Previamente a su asesinato, Roque Dalton y Armando Arteaga fueron sancionados por una presunta llegada tarde a una casa en la que tenían que entregar unas armas, razón por la cual fueron puestos en arresto domiciliar, según comenta Juan José Dalton, basándose en sus investigaciones.

“El conflicto en el seno del ERP se agudiza más entre los políticos y los militaristas. Los militaristas, que tenían la mayor parte de la organización, instauran un estado de emergencia, debido a lo que llamaron una infiltración” enfatiza.
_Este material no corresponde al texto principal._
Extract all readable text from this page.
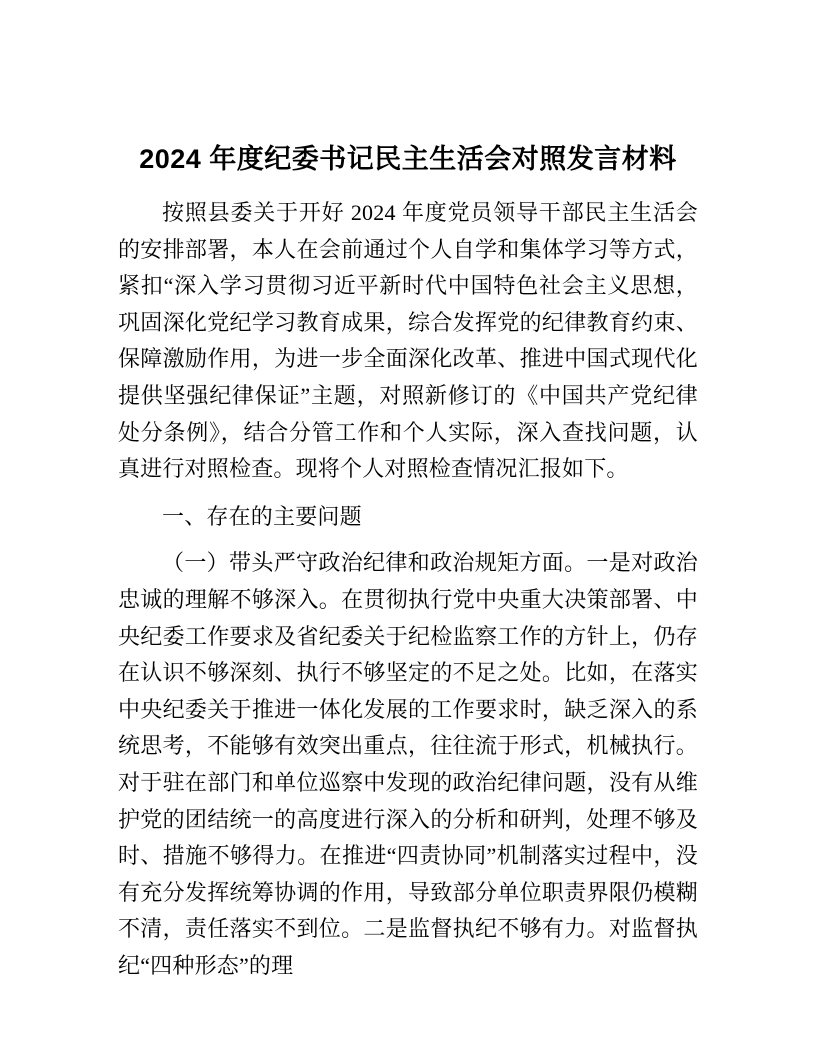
2024 年度纪委书记民主生活会对照发言材料

按照县委关于开好 2024 年度党员领导干部民主生活会的安排部署，本人在会前通过个人自学和集体学习等方式，紧扣“深入学习贯彻习近平新时代中国特色社会主义思想，巩固深化党纪学习教育成果，综合发挥党的纪律教育约束、保障激励作用，为进一步全面深化改革、推进中国式现代化提供坚强纪律保证”主题，对照新修订的《中国共产党纪律处分条例》，结合分管工作和个人实际，深入查找问题，认真进行对照检查。现将个人对照检查情况汇报如下。

一、存在的主要问题

（一）带头严守政治纪律和政治规矩方面。一是对政治忠诚的理解不够深入。在贯彻执行党中央重大决策部署、中央纪委工作要求及省纪委关于纪检监察工作的方针上，仍存在认识不够深刻、执行不够坚定的不足之处。比如，在落实中央纪委关于推进一体化发展的工作要求时，缺乏深入的系统思考，不能够有效突出重点，往往流于形式，机械执行。对于驻在部门和单位巡察中发现的政治纪律问题，没有从维护党的团结统一的高度进行深入的分析和研判，处理不够及时、措施不够得力。在推进“四责协同”机制落实过程中，没有充分发挥统筹协调的作用，导致部分单位职责界限仍模糊不清，责任落实不到位。二是监督执纪不够有力。对监督执纪“四种形态”的理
La acusación de infiltración de la que habla el hijo del poeta, era la que atribuyeron a su padre por ser un “agente cubano”, pero al ver que la acusación fue revertida, la dirigencia del ERP la cambia por “agente de la CIA”.

El arresto domiciliar en el que son puestos Roque Dalton y Armando Arteaga, se dio gracias a la intercesión de Eduardo Sancho o “Fermán Cienfuegos”, quien más tarde se separaría del ERP para encabezar la Resistencia Nacional (RN), una de las cinco organizaciones que conformaron el Frente Farabundo Martí para la Liberación Nacional (FMLN) en 1980.

“Ya ahí está planteada la parte obsesiva-enfermiza de los revolucionarios que ven enemigos en la sopa. Ellos decidieron que procede la acusación de traición y se decide fusilarlo…”, comenta Sancho en “Roque Dalton, fusilemos la noche”, documental de la austríaca Tina Leisch.